Patrick Berry - California State University, Chico

Bio

I have been working as a web developer for over 10 years with 5 years of project management experience.  My projects have been developed mostly in the popular web languages (Java, Perl, Ruby, PHP).  The details of my work experience are as follows:

CSU, Chico

My duties at Chico started with the maintenance of the existing portal, Campus Pipeline, and to research new portal products for "Version 2." Chico went with uPortal and I lead the implementation, which included CAS for authentication.  I continue to manage the portal and CAS, version upgrades, and much of the content.  Other duties include management and/or implementation of JIRA, Confluence, the campus web server, and Mailman for mailing lists.  Web Application Development will be leading the implementation of the CSU Accessible Technology Initiative.

I'm a strong advocate for accessibility and usability, and those efforts are reflected in our deployed applications.

Electronic Frontier Foundation - Webmaster

My duties at EFF revolved solely around the website.  I started the transition from static HTML to a dynamic publishing system that allowed for a more flexible way to implement new designs.

Freestyle Interactive - Engineer/Project Management

A small interactive advertising agency based in San Francisco.  My roles and duties spanned from system and desktop administration to web development to project management, and all other things in-between.

Platform Statement

The purpose of the JA-SIG is clear and I feel that many of the actions currently being taken will advance the organization and benefit the entire educational community.  The launch of a membership program was an excellent step, and even though its growth is slow, it will provide strength for the organization. The current realignment of the uPortal 3 project from revolution to evolution will be critical for institutional adoption.

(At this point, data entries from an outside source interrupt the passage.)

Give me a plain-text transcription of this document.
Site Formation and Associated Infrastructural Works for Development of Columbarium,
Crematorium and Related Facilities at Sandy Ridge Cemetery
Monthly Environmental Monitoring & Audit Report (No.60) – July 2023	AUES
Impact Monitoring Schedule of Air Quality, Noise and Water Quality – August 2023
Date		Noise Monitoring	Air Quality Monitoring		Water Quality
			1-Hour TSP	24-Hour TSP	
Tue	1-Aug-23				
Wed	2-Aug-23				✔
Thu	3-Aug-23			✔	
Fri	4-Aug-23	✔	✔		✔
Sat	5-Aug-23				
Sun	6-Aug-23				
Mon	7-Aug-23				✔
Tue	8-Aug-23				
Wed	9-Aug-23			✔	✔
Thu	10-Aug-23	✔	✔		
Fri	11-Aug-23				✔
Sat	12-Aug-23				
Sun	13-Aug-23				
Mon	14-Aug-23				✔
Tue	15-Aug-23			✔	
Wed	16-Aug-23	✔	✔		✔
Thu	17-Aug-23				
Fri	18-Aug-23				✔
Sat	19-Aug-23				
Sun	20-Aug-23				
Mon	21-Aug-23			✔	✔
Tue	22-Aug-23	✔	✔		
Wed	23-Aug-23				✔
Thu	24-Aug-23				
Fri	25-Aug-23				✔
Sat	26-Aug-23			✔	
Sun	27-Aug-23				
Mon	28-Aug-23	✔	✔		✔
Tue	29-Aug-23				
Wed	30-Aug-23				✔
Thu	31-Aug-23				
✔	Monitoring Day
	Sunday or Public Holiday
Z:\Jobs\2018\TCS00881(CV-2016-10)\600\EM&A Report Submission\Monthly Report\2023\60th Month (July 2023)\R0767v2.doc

An area of potential improvement that I see is for the delineation of product from framework.  CAS is nearly a drop-in product at this point with the main part of implementation being configuration and not custom development.  uPortal is more framework than product.  In portal "face-offs" this often costs uPortal points, which is unfair in an "apples to oranges" way.  I feel that JA-SIG needs to make it clear that uPortal was not designed to be a turn-key portal solution, but that it is the strongest framework that you can build your portal upon.  When we show that we understand you, the deployer, need your portal to be a window to the services that you already have in place, we will be seen as a more compelling solution.

I have been an advocate of CAS and uPortal inside the CSU system since our initial deployment.  A number of CSU campuses have consulted with Chico about our use of CAS and uPortal.  We chose uPortal/CAS when many other institutions went with PeopleSoft Portal due to the CSU-wide move to PeopleSoft.  I believe that I have a firm understand of how the product CAS and the framework uPortal need to be pitched to potential implementors.